3. It's continuous professional development (whether you realise it or not)

I barely use AI to write my LinkedIn content. Not because I'm anti-AI, but because the process of writing forces me to think.


When I sit down to write a post about SBTi V2.0, or carbon removals, or the SME financing gap, I'm not just regurgitating what I already know. I'm researching. I'm refining my thinking. I'm connecting dots I hadn't connected before.


That's continuous professional development. And it's free.


Every post I write makes me better at explaining complex ideas clearly. Every comment thread sharpens my understanding of where people are confused or skeptical. Every time someone challenges me in the comments, I learn something.


If you're scrolling but not posting, you're consuming other people's learning instead of doing your own. There's value in that, sure. But it's not the same.

4. It's a safety net (spoiler: you build it when you don't need it)

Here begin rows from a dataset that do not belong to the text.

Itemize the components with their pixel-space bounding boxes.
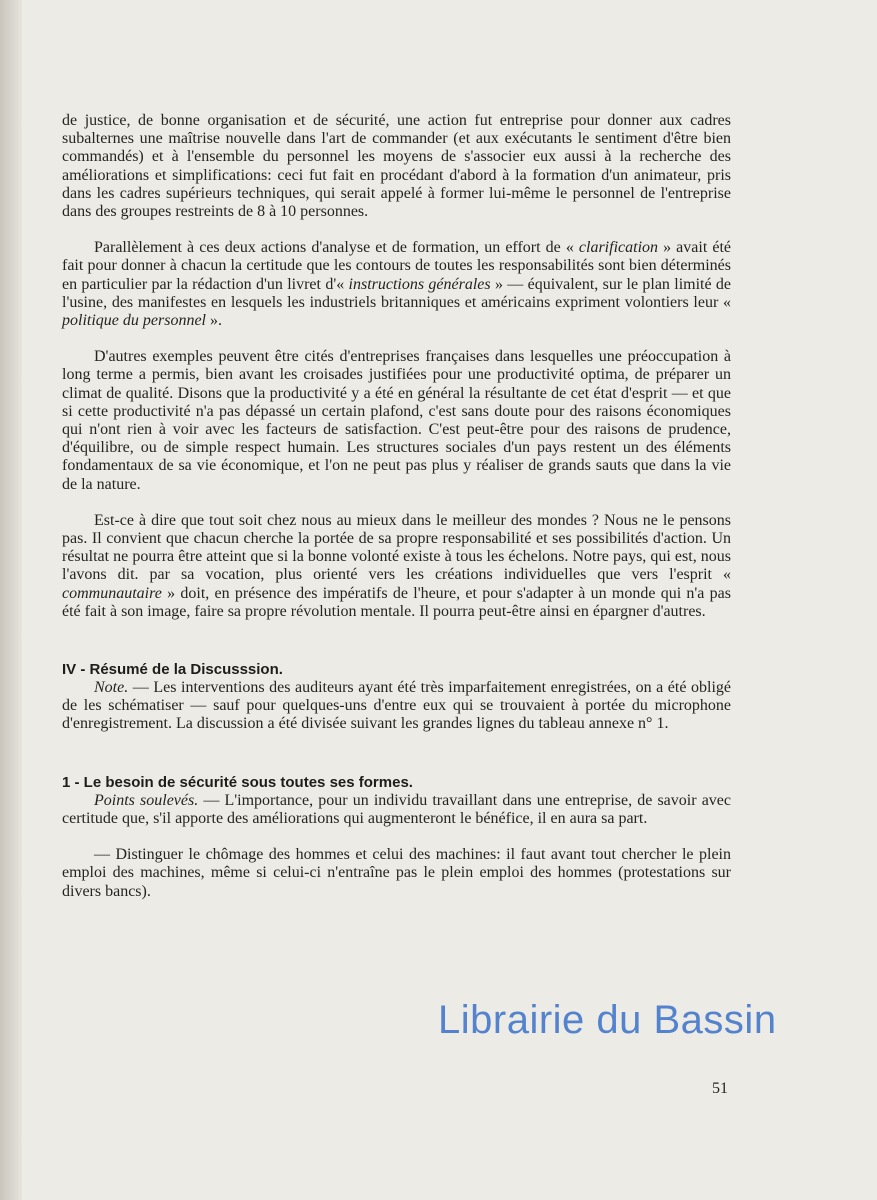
section-heading-1: 1 - Le besoin de sécurité sous toutes ses formes. — [62, 773, 413, 791]
body-text — [62, 112, 731, 901]
paragraph-3: D'autres exemples peuvent être cités d'entreprises françaises dans lesquelles une préoccupation à long terme a permis, bien avant les croisades justifiées pour une productivité optima, de préparer un climat de qualité. Disons que la productivité y a été en général la résultante de cet état d'esprit — et que si cette productivité n'a pas dépassé un certain plafond, c'est sans doute pour des raisons économiques qui n'ont rien à voir avec les facteurs de satisfaction. C'est peut-être pour des raisons de prudence, d'équilibre, ou de simple respect humain. Les structures sociales d'un pays restent un des éléments fondamentaux de sa vie économique, et l'on ne peut pas plus y réaliser de grands sauts que dans la vie de la nature. — [62, 348, 731, 493]
section-heading-iv: IV - Résumé de la Discusssion. — [62, 661, 283, 679]
page-number: 51 — [712, 1080, 728, 1097]
note-paragraph: Note. — Les interventions des auditeurs ayant été très imparfaitement enregistrées, on a été obligé de les schématiser — sauf pour quelques-uns d'entre eux qui se trouvaient à portée du microphone d'enregistrement. La discussion a été divisée suivant les grandes lignes du tableau annexe n° 1. — [62, 679, 731, 733]
paragraph-1: de justice, de bonne organisation et de sécurité, une action fut entreprise pour donner aux cadres subalternes une maîtrise nouvelle dans l'art de commander (et aux exécutants le sentiment d'être bien commandés) et à l'ensemble du personnel les moyens de s'associer eux aussi à la recherche des améliorations et simplifications: ceci fut fait en procédant d'abord à la formation d'un animateur, pris dans les cadres supérieurs techniques, qui serait appelé à former lui-même le personnel de l'entreprise dans des groupes restreints de 8 à 10 personnes. — [62, 112, 731, 221]
dash-paragraph: — Distinguer le chômage des hommes et celui des machines: il faut avant tout chercher le plein emploi des machines, même si celui-ci n'entraîne pas le plein emploi des hommes (protestations sur divers bancs). — [62, 846, 731, 900]
paragraph-2: Parallèlement à ces deux actions d'analyse et de formation, un effort de « clarification » avait été fait pour donner à chacun la certitude que les contours de toutes les responsabilités sont bien déterminés en particulier par la rédaction d'un livret d'« instructions générales » — équivalent, sur le plan limité de l'usine, des manifestes en lesquels les industriels britanniques et américains expriment volontiers leur « politique du personnel ». — [62, 239, 732, 330]
page-gutter — [0, 0, 22, 1200]
points-paragraph: Points soulevés. — L'importance, pour un individu travaillant dans une entreprise, de savoir avec certitude que, s'il apporte des améliorations qui augmenteront le bénéfice, il en aura sa part. — [62, 791, 731, 827]
paragraph-4: Est-ce à dire que tout soit chez nous au mieux dans le meilleur des mondes ? Nous ne le pensons pas. Il convient que chacun cherche la portée de sa propre responsabilité et ses possibilités d'action. Un résultat ne pourra être atteint que si la bonne volonté existe à tous les échelons. Notre pays, qui est, nous l'avons dit. par sa vocation, plus orienté vers les créations individuelles que vers l'esprit « communautaire » doit, en présence des impératifs de l'heure, et pour s'adapter à un monde qui n'a pas été fait à son image, faire sa propre révolution mentale. Il pourra peut-être ainsi en épargner d'autres. — [62, 511, 731, 620]
watermark: Librairie du Bassin — [438, 998, 777, 1042]
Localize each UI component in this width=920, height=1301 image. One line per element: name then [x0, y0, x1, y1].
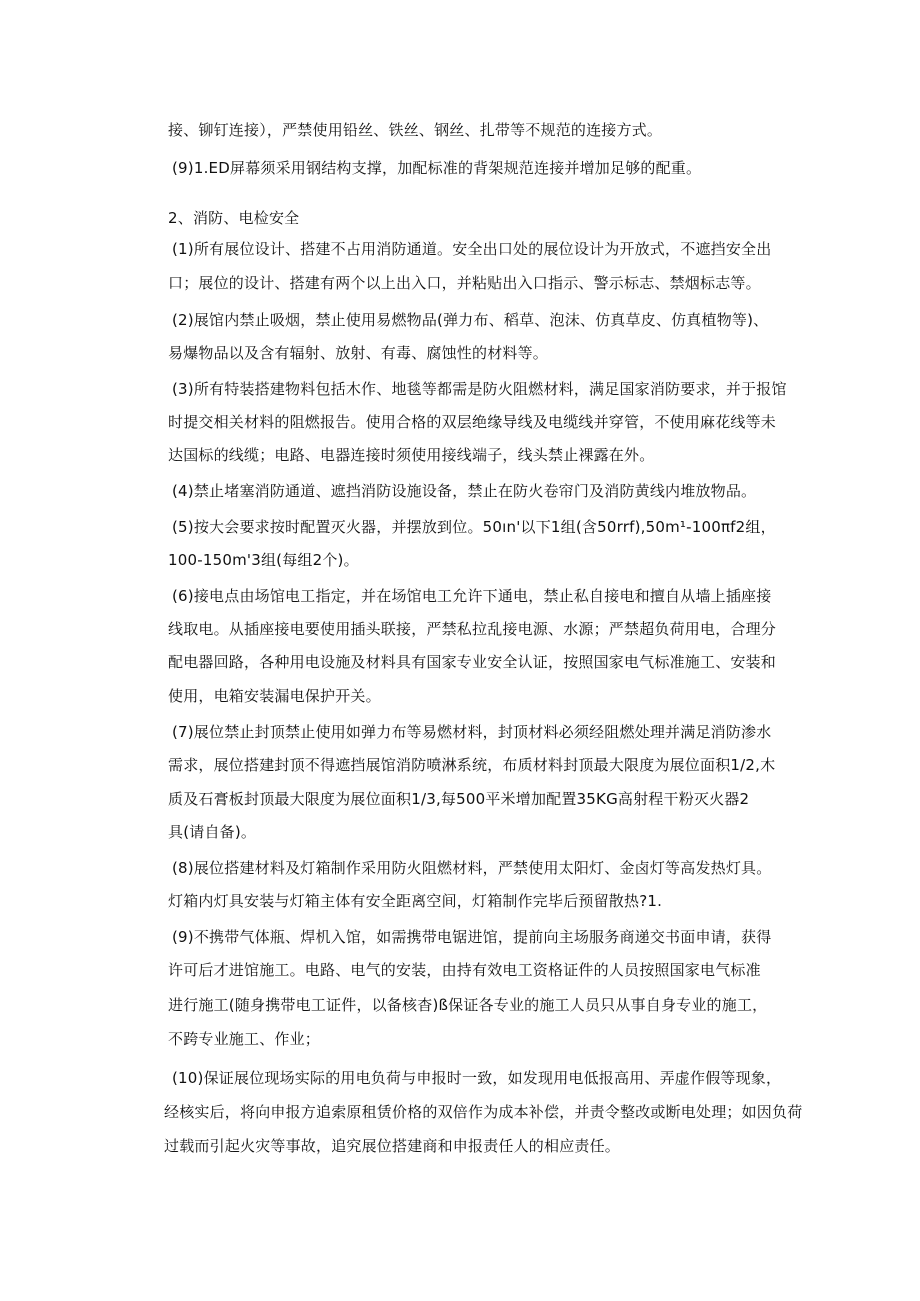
text-line: (4)禁止堵塞消防通道、遮挡消防设施设备，禁止在防火卷帘门及消防黄线内堆放物品。 [172, 482, 757, 500]
text-line: (1)所有展位设计、搭建不占用消防通道。安全出口处的展位设计为开放式，不遮挡安全出 [172, 240, 772, 258]
text-line: 需求，展位搭建封顶不得遮挡展馆消防喷淋系统，布质材料封顶最大限度为展位面积1/2,木 [168, 756, 776, 774]
text-line: (8)展位搭建材料及灯箱制作采用防火阻燃材料，严禁使用太阳灯、金卤灯等高发热灯具。 [172, 859, 772, 877]
text-line: 过载而引起火灾等事故，追究展位搭建商和申报责任人的相应责任。 [164, 1137, 621, 1155]
text-line: (3)所有特装搭建物料包括木作、地毯等都需是防火阻燃材料，满足国家消防要求，并于报馆 [172, 380, 787, 398]
text-line: (7)展位禁止封顶禁止使用如弹力布等易燃材料，封顶材料必须经阻燃处理并满足消防渗水 [172, 723, 772, 741]
text-line: 口；展位的设计、搭建有两个以上出入口，并粘贴出入口指示、警示标志、禁烟标志等。 [168, 274, 761, 292]
text-line: 线取电。从插座接电要使用插头联接，严禁私拉乱接电源、水源；严禁超负荷用电，合理分 [168, 620, 777, 638]
text-line: (6)接电点由场馆电工指定，并在场馆电工允许下通电，禁止私自接电和擅自从墙上插座接 [172, 587, 772, 605]
text-line: (9)不携带气体瓶、焊机入馆，如需携带电锯进馆，提前向主场服务商递交书面申请，获得 [172, 928, 772, 946]
text-line: 接、铆钉连接），严禁使用铅丝、铁丝、钢丝、扎带等不规范的连接方式。 [168, 121, 663, 139]
text-line: 时提交相关材料的阻燃报告。使用合格的双层绝缘导线及电缆线并穿管，不使用麻花线等未 [168, 413, 777, 431]
text-line: 使用，电箱安装漏电保护开关。 [168, 687, 381, 705]
text-line: 达国标的线缆；电路、电器连接时须使用接线端子，线头禁止裸露在外。 [168, 446, 655, 464]
text-line: (9)1.ED屏幕须采用钢结构支撑，加配标准的背架规范连接并增加足够的配重。 [172, 159, 702, 177]
text-line: 易爆物品以及含有辐射、放射、有毒、腐蚀性的材料等。 [168, 344, 549, 362]
text-line: 质及石膏板封顶最大限度为展位面积1/3,每500平米增加配置35KG高射程干粉灭火器2 [168, 790, 750, 808]
section-heading: 2、消防、电检安全 [168, 209, 300, 227]
text-line: 配电器回路，各种用电设施及材料具有国家专业安全认证，按照国家电气标准施工、安装和 [168, 653, 777, 671]
text-line: 许可后才进馆施工。电路、电气的安装，由持有效电工资格证件的人员按照国家电气标准 [168, 961, 761, 979]
text-line: 100-150m'3组(每组2个)。 [168, 551, 359, 569]
text-line: (10)保证展位现场实际的用电负荷与申报时一致，如发现用电低报高用、弄虚作假等现象， [172, 1069, 782, 1087]
text-line: 具(请自备)。 [168, 823, 257, 841]
text-line: 不跨专业施工、作业； [168, 1030, 321, 1048]
text-line: 灯箱内灯具安装与灯箱主体有安全距离空间，灯箱制作完毕后预留散热?1. [168, 892, 663, 910]
text-line: 进行施工(随身携带电工证件，以备核杳)ß保证各专业的施工人员只从事自身专业的施工， [168, 996, 768, 1014]
text-line: 经核实后，将向申报方追索原租赁价格的双倍作为成本补偿，并责令整改或断电处理；如因负荷 [164, 1103, 803, 1121]
text-line: (2)展馆内禁止吸烟，禁止使用易燃物品(弹力布、稻草、泡沫、仿真草皮、仿真植物等)、 [172, 311, 769, 329]
text-line: (5)按大会要求按时配置灭火器，并摆放到位。50ın'以下1组(含50rrf),50m¹-100πf2组， [172, 518, 776, 536]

This one's more selfish, but I'm going to be honest about it: having a strong LinkedIn presence is a safety net.


The sustainability job market is tough right now. Lots of skilled people are looking for work. Budgets are tight. Roles are being cut or deprioritised. If you suddenly find yourself needing a new job, having a big network and a track record of thought leadership makes a difference.


But here's the critical bit: you can't build this when you need it. You build it when you're employed, when you have the headspace, when you're doing interesting work worth sharing.


By the time you need your network, it's too late to start building it.

5. And yes, there's an ego element, let's just say it

Look, social media is designed to make you feel good and release some dopamine.


When your post gets lots of likes, when your follower count ticks up, when someone

leaves a thoughtful comment, it feels good and there is nothing to be ashamed of.

I'm not going to pretend that doesn't matter. It does. There's an element of ego gratification here, and I think we should just be honest about that rather than pretending we're all doing this purely out of the goodness of our hearts.